4. The process as claimed in claim 1, wherein solvent used in step a) selected from methanol, dichloromethane or mixture thereof.

5. The process as claimed in claim 1 for the preparation of palbociclib - microcrystalline cellulose premix having particle size D(90) =150 µm comprising the steps of:
a) providing a solution of palbociclib or a salt thereof in a mixture of methanol and methylene chloride;
b) adding microcrystalline cellulose;
c) removing the solvent from the mixture obtained in step b);
d) isolating palbociclib - microcrystalline cellulose premix; and
e) optionally, combining premix of step d) with at least one additional pharmaceutically acceptable excipient.

6. Palbociclib - microcrystalline cellulose premix having particle size D(90)=150 µm prepared according to process as claimed in claim 1 to 5.

7. Palbociclib - microcrystalline cellulose premix having specific surface area of
= 2 m2/g prepared according to process as claimed in claim 1 to 5.

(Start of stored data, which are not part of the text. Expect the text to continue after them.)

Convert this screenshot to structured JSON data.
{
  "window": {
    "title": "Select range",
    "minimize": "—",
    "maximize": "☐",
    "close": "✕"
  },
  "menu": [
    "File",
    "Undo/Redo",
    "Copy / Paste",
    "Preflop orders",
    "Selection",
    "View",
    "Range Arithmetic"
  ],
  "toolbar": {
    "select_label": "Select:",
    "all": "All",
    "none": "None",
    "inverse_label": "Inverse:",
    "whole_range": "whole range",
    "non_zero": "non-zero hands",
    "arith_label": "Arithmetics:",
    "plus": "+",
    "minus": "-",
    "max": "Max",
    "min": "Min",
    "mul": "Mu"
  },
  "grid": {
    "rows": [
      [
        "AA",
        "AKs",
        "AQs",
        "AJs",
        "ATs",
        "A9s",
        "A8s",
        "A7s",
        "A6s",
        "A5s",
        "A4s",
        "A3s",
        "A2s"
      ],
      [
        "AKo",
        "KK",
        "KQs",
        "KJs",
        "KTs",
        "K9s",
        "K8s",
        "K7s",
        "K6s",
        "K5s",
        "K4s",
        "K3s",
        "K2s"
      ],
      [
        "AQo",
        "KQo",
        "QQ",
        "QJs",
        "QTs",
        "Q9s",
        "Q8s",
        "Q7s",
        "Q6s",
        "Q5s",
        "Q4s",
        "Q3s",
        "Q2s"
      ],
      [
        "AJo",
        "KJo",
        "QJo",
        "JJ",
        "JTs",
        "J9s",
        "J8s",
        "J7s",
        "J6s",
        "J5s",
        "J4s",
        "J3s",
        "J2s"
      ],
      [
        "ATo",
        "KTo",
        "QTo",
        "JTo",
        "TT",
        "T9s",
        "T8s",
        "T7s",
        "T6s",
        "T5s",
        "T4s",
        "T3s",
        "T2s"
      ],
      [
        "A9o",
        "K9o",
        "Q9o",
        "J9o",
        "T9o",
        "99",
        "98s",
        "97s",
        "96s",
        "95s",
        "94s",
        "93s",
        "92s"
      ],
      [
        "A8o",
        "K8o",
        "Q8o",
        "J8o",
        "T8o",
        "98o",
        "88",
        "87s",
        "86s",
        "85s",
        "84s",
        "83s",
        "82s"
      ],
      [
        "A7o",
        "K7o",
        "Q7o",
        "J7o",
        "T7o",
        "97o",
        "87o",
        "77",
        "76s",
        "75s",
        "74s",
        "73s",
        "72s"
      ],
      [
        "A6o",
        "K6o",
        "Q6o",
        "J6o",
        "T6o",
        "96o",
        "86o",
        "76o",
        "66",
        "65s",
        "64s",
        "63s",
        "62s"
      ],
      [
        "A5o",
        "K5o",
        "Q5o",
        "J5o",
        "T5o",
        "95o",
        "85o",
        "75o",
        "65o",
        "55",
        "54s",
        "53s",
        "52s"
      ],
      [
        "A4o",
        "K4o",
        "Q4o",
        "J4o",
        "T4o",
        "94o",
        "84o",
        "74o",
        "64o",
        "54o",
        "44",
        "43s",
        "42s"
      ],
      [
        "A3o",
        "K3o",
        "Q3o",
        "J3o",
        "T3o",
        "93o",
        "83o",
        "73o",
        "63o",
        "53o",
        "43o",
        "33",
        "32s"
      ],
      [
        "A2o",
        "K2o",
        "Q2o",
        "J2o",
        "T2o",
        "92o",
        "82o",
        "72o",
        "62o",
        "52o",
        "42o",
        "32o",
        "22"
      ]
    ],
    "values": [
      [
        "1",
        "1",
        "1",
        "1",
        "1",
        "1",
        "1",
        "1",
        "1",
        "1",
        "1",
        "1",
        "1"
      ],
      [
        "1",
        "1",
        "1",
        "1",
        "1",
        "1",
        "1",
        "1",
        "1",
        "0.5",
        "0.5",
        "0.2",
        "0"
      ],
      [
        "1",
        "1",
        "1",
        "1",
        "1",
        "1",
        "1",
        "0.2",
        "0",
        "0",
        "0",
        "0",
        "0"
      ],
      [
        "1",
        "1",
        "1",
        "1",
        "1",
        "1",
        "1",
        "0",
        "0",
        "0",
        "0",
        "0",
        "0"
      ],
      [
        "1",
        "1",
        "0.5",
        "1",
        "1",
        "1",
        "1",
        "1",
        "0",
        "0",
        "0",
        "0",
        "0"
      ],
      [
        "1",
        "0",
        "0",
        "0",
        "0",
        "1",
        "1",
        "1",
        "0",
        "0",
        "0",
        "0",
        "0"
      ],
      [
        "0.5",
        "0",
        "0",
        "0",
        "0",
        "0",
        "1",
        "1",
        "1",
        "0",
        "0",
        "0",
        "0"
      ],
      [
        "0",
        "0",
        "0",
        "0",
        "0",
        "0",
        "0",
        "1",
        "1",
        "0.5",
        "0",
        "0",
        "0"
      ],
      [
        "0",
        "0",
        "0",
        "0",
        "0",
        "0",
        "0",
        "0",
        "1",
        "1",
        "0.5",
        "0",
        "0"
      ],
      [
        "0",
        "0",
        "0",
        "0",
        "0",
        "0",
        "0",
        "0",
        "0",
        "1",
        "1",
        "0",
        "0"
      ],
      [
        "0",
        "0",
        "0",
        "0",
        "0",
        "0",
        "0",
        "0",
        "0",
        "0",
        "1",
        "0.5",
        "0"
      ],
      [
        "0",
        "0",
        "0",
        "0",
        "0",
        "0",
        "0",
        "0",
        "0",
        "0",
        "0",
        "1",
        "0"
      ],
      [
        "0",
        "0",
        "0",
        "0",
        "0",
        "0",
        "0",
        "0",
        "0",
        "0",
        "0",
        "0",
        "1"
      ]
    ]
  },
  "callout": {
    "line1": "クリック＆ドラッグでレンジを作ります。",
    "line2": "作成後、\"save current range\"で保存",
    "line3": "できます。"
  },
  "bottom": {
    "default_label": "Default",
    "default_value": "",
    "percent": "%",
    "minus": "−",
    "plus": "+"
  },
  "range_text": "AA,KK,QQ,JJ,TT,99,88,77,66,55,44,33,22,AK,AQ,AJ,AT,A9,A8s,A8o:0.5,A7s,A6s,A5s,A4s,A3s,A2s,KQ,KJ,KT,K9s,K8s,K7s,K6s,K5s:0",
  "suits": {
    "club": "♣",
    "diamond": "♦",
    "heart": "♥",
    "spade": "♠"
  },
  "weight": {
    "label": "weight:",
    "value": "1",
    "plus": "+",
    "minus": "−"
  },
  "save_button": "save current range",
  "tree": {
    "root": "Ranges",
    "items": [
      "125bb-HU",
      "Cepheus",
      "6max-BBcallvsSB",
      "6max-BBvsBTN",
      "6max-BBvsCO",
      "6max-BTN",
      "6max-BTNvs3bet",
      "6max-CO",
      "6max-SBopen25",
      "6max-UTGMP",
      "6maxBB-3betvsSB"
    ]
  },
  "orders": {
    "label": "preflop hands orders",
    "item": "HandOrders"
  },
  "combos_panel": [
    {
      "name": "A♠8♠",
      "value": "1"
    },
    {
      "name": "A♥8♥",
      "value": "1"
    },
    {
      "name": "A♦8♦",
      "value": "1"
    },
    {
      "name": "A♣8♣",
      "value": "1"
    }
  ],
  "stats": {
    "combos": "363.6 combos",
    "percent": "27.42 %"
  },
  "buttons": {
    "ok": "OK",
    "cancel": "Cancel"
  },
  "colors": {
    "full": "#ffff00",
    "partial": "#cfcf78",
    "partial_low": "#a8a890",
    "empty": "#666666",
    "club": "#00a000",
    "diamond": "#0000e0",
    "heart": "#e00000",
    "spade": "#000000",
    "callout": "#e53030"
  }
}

8. The pharmaceutical composition comprising premix of palbociclib - microcrystalline cellulose and one or more of pharmaceutically acceptable excipients prepared according to process as claimed in claim 1 to 5.

9. The pharmaceutical composition comprising premix of palbociclib - microcrystalline cellulose and one or more of pharmaceutically acceptable excipients prepared according to process as claimed in claim 1 to 5 use for the treatment of cancer.